For a 2,000-calorie diet, the recommended dietary allowance is 50 grams of protein or 10 percent of total calories. One calorie is equal to 3 grams of protein. The other well-regarded method of protein calculation is consuming 1 gram of protein per kilogram of body weight or around .4 grams per pound. Also note that some registered dietitian’s and nutritionists recommend as much as 1 gram per pound of body weight for lean mass stimulation, i.e. healthy weight gain; where healthy weight gain referring to lean muscle mass.

Now you have methods to calculate protein intake; next you should place strong consideration into the types of protein you should consume because all proteins are not created equal.

Protein comes from a variety of sources from meat, fish and dairy to nuts, legumes, eggs and vegetables. But what makes a healthy protein-rich source? Typically, this depends on what other macro nutrient is contained with the protein and it can often be fat, particularly saturated fat — a known enemy. And while fat is also a crucial macro-nutrient, too much fat consumption, particularly saturated fat, wreaks havoc and can lead to a litany of health concerns. Animal protein tends to be the slippery slope. One must be extra prudent when consuming this type of protein making sure the animal protein does not contain too much fat.

Can we consume too much protein? Absolutely. Any macro-nutrient consumed in excess in which the body does not utilize for energy will be stored and converted to fat. Also, protein consumption in excess puts bodily systems under stress. And eating more protein and increasing total caloric intake without additional exercise “will build an equal amount of additional fat and muscle mass,” according to a study published in 1992 in the Journal of American Geriatrics Society.

Overconsumption of protein places stress on the kidneys, which then flush excess protein and can lead to significant water loss, which puts you at risk of dehydration.

It’s important for lean weight gain that protein helps convert the additional calories into muscle rather than fat and this will also stimulate your appetite and help fuel muscle growth, which in turn will increase your appetite leading to greater caloric consumption.

Another important factor to consider about protein is how it is used as an energy source and what neuro-transmitters are stimulated and their effect on energy levels. Carbohydrates are our first and preferred source for energy and carbohydrate consumption stimulates serotonin, a neuro-transmitter that provokes a calming effect.  Protein, on the contrary, stimulates neuro-epinephrine an alertness chemical.

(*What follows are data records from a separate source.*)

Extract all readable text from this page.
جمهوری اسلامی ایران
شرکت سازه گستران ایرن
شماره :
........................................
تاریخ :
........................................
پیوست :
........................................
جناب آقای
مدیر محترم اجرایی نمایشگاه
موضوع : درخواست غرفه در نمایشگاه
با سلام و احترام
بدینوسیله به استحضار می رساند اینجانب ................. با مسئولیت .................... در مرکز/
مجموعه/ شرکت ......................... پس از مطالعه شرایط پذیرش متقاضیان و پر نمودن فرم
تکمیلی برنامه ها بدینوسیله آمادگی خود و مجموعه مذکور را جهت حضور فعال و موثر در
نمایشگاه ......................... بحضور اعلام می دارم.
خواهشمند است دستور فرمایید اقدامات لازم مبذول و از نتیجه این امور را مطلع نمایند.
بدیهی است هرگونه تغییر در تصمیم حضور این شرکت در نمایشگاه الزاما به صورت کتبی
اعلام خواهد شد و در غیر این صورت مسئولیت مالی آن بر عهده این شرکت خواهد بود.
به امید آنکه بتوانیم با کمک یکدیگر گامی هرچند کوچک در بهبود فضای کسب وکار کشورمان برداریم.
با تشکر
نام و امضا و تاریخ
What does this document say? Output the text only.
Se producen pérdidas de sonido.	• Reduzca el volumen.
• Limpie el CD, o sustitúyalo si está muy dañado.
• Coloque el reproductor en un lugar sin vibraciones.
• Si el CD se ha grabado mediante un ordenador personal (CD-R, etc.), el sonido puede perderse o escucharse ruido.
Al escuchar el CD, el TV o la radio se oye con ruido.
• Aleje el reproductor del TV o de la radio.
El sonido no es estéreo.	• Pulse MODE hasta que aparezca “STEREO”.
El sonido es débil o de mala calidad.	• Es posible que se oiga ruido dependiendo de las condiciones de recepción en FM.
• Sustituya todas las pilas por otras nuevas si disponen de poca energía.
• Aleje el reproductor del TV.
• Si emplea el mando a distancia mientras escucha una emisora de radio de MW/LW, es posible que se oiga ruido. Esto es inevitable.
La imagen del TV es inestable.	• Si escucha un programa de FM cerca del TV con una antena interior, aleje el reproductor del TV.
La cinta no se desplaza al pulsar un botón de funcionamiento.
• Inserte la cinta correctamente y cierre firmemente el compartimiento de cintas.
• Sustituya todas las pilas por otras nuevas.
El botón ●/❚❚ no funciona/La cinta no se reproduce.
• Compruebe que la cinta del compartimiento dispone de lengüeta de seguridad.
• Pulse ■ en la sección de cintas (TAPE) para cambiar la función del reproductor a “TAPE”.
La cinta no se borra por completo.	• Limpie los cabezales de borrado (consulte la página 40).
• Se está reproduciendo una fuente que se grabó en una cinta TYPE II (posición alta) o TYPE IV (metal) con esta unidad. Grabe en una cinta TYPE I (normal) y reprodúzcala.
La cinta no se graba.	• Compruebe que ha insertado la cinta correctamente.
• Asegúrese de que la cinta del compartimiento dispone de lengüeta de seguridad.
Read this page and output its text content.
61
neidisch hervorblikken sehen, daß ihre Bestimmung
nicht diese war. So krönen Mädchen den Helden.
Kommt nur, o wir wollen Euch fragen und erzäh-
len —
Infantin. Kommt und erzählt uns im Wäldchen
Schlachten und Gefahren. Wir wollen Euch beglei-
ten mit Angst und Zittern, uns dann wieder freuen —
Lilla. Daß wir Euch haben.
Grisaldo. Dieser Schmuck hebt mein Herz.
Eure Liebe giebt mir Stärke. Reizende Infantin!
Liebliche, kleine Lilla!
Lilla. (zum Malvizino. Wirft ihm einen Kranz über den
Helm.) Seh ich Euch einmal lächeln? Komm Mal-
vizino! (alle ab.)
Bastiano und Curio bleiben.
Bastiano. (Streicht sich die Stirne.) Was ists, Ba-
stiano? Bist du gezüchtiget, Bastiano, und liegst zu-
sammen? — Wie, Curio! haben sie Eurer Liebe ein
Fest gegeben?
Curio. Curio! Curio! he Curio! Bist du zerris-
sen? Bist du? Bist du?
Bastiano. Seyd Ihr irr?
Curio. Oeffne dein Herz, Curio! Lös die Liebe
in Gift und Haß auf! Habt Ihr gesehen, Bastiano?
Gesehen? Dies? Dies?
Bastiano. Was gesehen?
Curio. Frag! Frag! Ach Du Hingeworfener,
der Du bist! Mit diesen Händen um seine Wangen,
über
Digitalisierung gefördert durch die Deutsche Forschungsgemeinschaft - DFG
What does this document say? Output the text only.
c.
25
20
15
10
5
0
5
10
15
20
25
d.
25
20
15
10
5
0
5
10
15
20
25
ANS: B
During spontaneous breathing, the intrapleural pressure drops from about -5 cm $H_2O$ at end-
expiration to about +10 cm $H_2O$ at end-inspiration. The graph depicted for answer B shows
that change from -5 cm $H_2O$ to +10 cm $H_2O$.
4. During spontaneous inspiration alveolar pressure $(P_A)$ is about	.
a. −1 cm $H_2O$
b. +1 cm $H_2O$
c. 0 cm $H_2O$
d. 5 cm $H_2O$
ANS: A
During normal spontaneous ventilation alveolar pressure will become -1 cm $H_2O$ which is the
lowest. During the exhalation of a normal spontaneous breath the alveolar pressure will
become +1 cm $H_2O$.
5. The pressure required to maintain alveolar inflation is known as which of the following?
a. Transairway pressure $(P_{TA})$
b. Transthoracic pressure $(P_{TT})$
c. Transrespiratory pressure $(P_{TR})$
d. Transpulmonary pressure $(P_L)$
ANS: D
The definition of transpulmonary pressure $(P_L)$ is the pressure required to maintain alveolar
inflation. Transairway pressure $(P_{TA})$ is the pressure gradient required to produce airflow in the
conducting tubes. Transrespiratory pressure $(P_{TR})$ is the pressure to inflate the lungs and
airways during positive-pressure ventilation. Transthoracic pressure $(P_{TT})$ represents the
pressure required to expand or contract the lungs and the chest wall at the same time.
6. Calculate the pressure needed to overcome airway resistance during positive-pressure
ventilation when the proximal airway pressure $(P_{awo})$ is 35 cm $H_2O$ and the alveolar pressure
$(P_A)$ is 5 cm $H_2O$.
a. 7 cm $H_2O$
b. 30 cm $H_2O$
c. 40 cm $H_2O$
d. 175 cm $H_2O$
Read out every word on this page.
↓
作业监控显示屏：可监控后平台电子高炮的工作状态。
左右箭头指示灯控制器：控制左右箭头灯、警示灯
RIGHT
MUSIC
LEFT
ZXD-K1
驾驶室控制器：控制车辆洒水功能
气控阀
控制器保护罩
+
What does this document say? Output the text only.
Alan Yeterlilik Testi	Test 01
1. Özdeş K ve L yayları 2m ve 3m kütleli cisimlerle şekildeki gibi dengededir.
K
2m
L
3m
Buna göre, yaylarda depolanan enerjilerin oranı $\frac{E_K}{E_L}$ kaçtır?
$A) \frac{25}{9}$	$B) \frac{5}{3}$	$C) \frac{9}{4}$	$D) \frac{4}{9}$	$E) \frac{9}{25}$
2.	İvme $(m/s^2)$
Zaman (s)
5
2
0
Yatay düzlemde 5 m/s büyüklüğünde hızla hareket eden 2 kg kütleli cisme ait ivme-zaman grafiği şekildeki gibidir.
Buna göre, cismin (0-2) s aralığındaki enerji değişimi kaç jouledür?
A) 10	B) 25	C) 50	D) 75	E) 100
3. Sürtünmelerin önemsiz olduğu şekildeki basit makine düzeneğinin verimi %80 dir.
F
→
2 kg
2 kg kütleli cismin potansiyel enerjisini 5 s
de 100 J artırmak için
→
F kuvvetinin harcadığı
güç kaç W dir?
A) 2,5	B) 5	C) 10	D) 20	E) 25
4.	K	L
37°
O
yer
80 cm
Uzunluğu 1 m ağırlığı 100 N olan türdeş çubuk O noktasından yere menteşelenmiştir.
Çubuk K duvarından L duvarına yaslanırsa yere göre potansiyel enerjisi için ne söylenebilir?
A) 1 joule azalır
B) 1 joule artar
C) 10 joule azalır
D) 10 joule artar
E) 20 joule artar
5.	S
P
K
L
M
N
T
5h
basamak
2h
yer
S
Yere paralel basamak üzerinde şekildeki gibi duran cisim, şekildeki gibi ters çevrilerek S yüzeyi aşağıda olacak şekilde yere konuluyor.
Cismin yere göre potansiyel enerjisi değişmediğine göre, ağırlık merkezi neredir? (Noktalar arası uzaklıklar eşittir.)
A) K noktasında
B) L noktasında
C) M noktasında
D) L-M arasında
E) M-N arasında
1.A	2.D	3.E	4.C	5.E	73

Thus, the almost immediate response to lean protein consumption is to provide energy. The immediate response to carbohydrate consumption is a relaxed state.

Miriam Nelson a WebMD journalist, says, “Whether you are an avid strength trainer, a marathon runner or just an average exerciser, a balanced diet that is rich in fruits vegetables, whole grains, lean meats, fish and complex carbohydrates is what nutritionists recommend.”

Moderation, balance and awareness of protein consumption will greatly contribute to a healthy state of being.